This week, the FloorDAO NFT finance-focused crypto organization “forked” into two distinct entities in a bid to oust activist investors who had built a sizable share in the project’s governance tokens.
Recently, FloorDAO, which aims to develop goods for “NFT-Fi,” donated more than $2.5 million of its treasury to a FloorkDAO splinter company that was controlled by the activist investors. The investors soon divided that money among themselves in a redemption, increasing the value of each FLOOR token from $1.89 at the beginning of the year to almost $5.
The value to those investors who chose to hang onto their FloorDAO investments rather than sell them off is demonstrated by the current market price of the remaining FLOOR tokens, which is currently $3.88.

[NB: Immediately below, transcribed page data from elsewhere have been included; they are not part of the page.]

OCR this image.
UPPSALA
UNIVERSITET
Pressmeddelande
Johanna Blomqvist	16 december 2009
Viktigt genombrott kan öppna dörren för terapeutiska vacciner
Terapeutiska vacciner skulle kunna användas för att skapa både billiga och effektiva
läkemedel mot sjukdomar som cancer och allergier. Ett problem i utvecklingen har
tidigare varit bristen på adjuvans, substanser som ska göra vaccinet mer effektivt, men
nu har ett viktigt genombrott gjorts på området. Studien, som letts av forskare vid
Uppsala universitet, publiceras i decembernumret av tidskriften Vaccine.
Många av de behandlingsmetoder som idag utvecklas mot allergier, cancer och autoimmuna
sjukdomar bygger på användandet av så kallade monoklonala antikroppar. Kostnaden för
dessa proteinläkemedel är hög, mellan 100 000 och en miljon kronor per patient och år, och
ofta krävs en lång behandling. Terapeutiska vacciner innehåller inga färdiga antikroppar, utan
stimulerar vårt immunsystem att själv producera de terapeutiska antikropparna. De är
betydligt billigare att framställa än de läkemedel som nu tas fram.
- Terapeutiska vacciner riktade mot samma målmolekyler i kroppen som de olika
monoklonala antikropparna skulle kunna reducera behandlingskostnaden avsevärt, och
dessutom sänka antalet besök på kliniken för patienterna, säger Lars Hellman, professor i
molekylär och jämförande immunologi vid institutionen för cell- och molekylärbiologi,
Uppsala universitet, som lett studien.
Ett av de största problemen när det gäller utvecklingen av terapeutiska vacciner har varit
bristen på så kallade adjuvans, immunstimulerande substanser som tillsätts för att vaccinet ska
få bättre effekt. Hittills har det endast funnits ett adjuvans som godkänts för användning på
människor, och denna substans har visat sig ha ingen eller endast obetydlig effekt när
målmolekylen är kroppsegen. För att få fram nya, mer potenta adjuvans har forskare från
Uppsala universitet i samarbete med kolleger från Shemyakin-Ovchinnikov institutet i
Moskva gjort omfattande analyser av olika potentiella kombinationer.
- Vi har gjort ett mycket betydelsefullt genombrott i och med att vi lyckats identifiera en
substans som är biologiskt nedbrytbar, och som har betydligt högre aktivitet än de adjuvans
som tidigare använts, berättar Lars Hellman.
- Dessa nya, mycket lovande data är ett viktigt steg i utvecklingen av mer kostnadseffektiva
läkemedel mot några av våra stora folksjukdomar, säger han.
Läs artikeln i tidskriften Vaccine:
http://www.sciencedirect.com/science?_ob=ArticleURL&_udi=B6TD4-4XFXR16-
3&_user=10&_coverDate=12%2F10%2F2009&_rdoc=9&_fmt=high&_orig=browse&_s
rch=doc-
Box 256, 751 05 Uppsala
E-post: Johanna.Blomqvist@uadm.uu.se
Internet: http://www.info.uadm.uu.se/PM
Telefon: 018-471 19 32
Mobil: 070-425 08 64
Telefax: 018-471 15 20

The incident is the most recent instance of activist cryptocurrency investors launching campaigns against so-called decentralized autonomous organizations, or DAOs, which have begun to resemble what may be a very early stage of blockchain-based businesses. The benefit is that these DAOs frequently have substantial treasuries full of money raised from token sales and other sources.
Activist investors try to buy up governance tokens at prices below the estimated value of the DAO’s holdings and then pressure the target project to essentially buy them out at a lower cost.
This is possible because many DAOs employ the tokens they have issued as voting chips; the more chips a user holds, the more influence they have over the DAO’s decisions. Due to the fact that many long-term holders abstain from project governance, activists can more readily amass a significant interest.
Their investment in FloorDAO had risen to the point where even the most ardent supporters of the initiative began to worry that nothing significant could be accomplished.
According to a blog post from earlier this week, “FloorDAO has now successfully forked to allow members who are not aligned with the long-term vision of the DAO to exit.”